« Sinon, je ne serais plus assis ici » : une opération à l’estomac sauve Mickey



Mickey W. est assis détendu sur un banc, les jambes croisées. « La posture assise typique des personnes opérées : pouvoir enfin croiser à nouveau les jambes », explique-t-il fièrement. Ce qui semble être un geste anodin de la part de cet homme de 66 ans représente un changement profond. Il y a huit ans, un pontage gastrique lui a sauvé la vie et l’a fondamentalement changée.

« L’augmentation de la qualité de vie a été incroyablement libératrice. Je transpire beaucoup moins et je m’essouffle moins vite. Je peux facilement rabattre la petite table dans les avions et les trains tout en restant confortablement assis. J’achète des vêtements dans des tailles normales. Et surtout : je ne prends plus d’insuline », résume Mickey W.

Mickey W. avant et après l’opération. privé

Le tournant

Il y a neuf ans, sa vie était complètement différente. « En 2017, j’ai été hospitalisé pendant 40 jours à cause d’une hypertension artérielle, de reins purulents à cause de calculs rénaux chroniques et d’un diabète qui a déraillé. J’étais à bout », se souvient le théologien.

Mesurant 1,90 m, Mickey W. pesait parfois 154 kilogrammes. Son indice de masse corporelle (IMC en abrégé) était de 43. Selon la définition de l’Organisation mondiale de la santé, l’obésité commence à un IMC de 30 et se divise en trois niveaux de gravité. Mickey W. souffrait d’obésité de grade 3.

« Vous n’êtes pas responsable de votre situation – vous êtes malade »

C’est dans cette situation qu’il rencontre Sylvia Weiner. Elle dirige la chirurgie bariatrique au campus Schiffer du centre médical universitaire de Francfort.
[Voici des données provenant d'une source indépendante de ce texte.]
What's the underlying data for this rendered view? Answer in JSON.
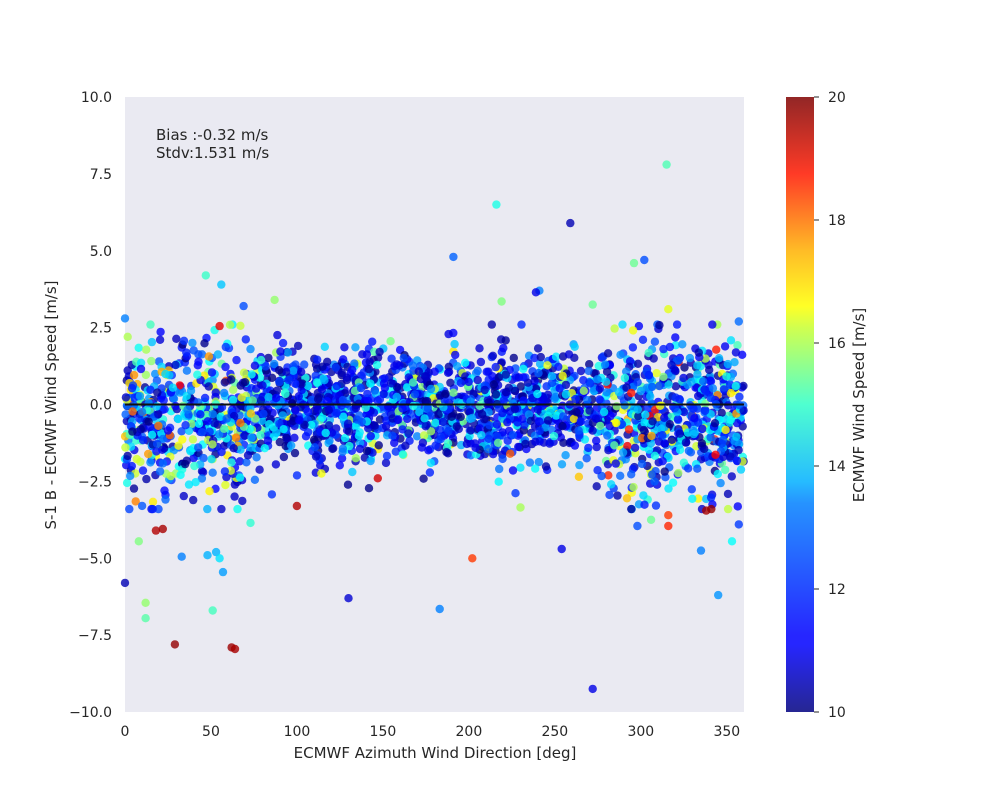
{
  "chart_data": {
    "type": "scatter",
    "xlabel": "ECMWF Azimuth Wind Direction [deg]",
    "ylabel": "S-1 B - ECMWF Wind Speed [m/s]",
    "xlim": [
      0,
      360
    ],
    "ylim": [
      -10,
      10
    ],
    "xticks": [
      0,
      50,
      100,
      150,
      200,
      250,
      300,
      350
    ],
    "yticks": [
      -10.0,
      -7.5,
      -5.0,
      -2.5,
      0.0,
      2.5,
      5.0,
      7.5,
      10.0
    ],
    "grid": false,
    "annotations": [
      "Bias :-0.32 m/s",
      "Stdv:1.531 m/s"
    ],
    "reference_line_y": 0,
    "colorbar": {
      "label": "ECMWF Wind Speed [m/s]",
      "colormap": "jet",
      "range": [
        10,
        20
      ],
      "ticks": [
        10,
        12,
        14,
        16,
        18,
        20
      ]
    },
    "outliers": [
      {
        "x": 315,
        "y": 7.8,
        "c": 14.5
      },
      {
        "x": 216,
        "y": 6.5,
        "c": 14.0
      },
      {
        "x": 259,
        "y": 5.9,
        "c": 10.5
      },
      {
        "x": 191,
        "y": 4.8,
        "c": 12.2
      },
      {
        "x": 302,
        "y": 4.7,
        "c": 12.0
      },
      {
        "x": 296,
        "y": 4.6,
        "c": 14.8
      },
      {
        "x": 47,
        "y": 4.2,
        "c": 14.3
      },
      {
        "x": 56,
        "y": 3.9,
        "c": 13.2
      },
      {
        "x": 241,
        "y": 3.7,
        "c": 12.5
      },
      {
        "x": 239,
        "y": 3.65,
        "c": 11.0
      },
      {
        "x": 87,
        "y": 3.4,
        "c": 15.2
      },
      {
        "x": 219,
        "y": 3.35,
        "c": 15.0
      },
      {
        "x": 69,
        "y": 3.2,
        "c": 12.0
      },
      {
        "x": 0,
        "y": 2.8,
        "c": 12.5
      },
      {
        "x": 100,
        "y": -3.3,
        "c": 19.5
      },
      {
        "x": 202,
        "y": -5.0,
        "c": 18.2
      },
      {
        "x": 53,
        "y": -4.8,
        "c": 13.0
      },
      {
        "x": 55,
        "y": -5.0,
        "c": 13.5
      },
      {
        "x": 57,
        "y": -5.45,
        "c": 12.8
      },
      {
        "x": 0,
        "y": -5.8,
        "c": 10.5
      },
      {
        "x": 12,
        "y": -6.45,
        "c": 15.2
      },
      {
        "x": 12,
        "y": -6.95,
        "c": 14.6
      },
      {
        "x": 51,
        "y": -6.7,
        "c": 14.4
      },
      {
        "x": 130,
        "y": -6.3,
        "c": 10.8
      },
      {
        "x": 183,
        "y": -6.65,
        "c": 12.5
      },
      {
        "x": 345,
        "y": -6.2,
        "c": 12.7
      },
      {
        "x": 29,
        "y": -7.8,
        "c": 19.8
      },
      {
        "x": 62,
        "y": -7.9,
        "c": 19.7
      },
      {
        "x": 64,
        "y": -7.95,
        "c": 19.6
      },
      {
        "x": 272,
        "y": -9.25,
        "c": 11.0
      },
      {
        "x": 254,
        "y": -4.7,
        "c": 11.0
      },
      {
        "x": 335,
        "y": -4.75,
        "c": 12.5
      },
      {
        "x": 353,
        "y": -4.45,
        "c": 13.8
      },
      {
        "x": 8,
        "y": -4.45,
        "c": 15.0
      },
      {
        "x": 33,
        "y": -4.95,
        "c": 12.5
      },
      {
        "x": 48,
        "y": -4.9,
        "c": 13.0
      },
      {
        "x": 230,
        "y": -3.35,
        "c": 15.4
      },
      {
        "x": 264,
        "y": -2.35,
        "c": 16.8
      },
      {
        "x": 316,
        "y": -3.6,
        "c": 18.2
      },
      {
        "x": 316,
        "y": -3.95,
        "c": 18.4
      },
      {
        "x": 306,
        "y": -3.75,
        "c": 14.8
      },
      {
        "x": 298,
        "y": -3.95,
        "c": 12.0
      },
      {
        "x": 357,
        "y": -3.9,
        "c": 11.8
      },
      {
        "x": 338,
        "y": -3.45,
        "c": 19.6
      },
      {
        "x": 341,
        "y": -3.4,
        "c": 19.8
      },
      {
        "x": 18,
        "y": -4.1,
        "c": 19.5
      },
      {
        "x": 22,
        "y": -4.05,
        "c": 19.6
      },
      {
        "x": 73,
        "y": -3.85,
        "c": 14.2
      },
      {
        "x": 55,
        "y": 2.55,
        "c": 19.0
      },
      {
        "x": 272,
        "y": 3.25,
        "c": 14.8
      },
      {
        "x": 316,
        "y": 3.1,
        "c": 16.0
      },
      {
        "x": 147,
        "y": -2.4,
        "c": 19.2
      },
      {
        "x": 224,
        "y": -1.6,
        "c": 17.9
      },
      {
        "x": 357,
        "y": 2.7,
        "c": 12.3
      }
    ],
    "cloud_summary": "Dense band of about 2500 points spanning 0-360 deg, mostly between -3 and +2.5 m/s, with wider spread near 0-70 deg and 280-360 deg; colors mostly 10-14 m/s"
  }
}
Il entend sa phrase de soulagement : « Vous n’êtes pas responsable de votre situation – vous êtes malade. »

«Quand le docteur Weiner a dit cela, j’ai pleuré de soulagement», dit Mickey. « J’ai toujours pensé que c’était de ma faute si j’étais indiscipliné. » Le chirurgien explique : « L’obésité est une maladie chronique, pas une question de volonté. Les personnes touchées souffrent d’un dérégulation du métabolisme des graisses et du sucre, ce qui peut conduire, entre autres, à une glycémie élevée de façon permanente et au diabète. »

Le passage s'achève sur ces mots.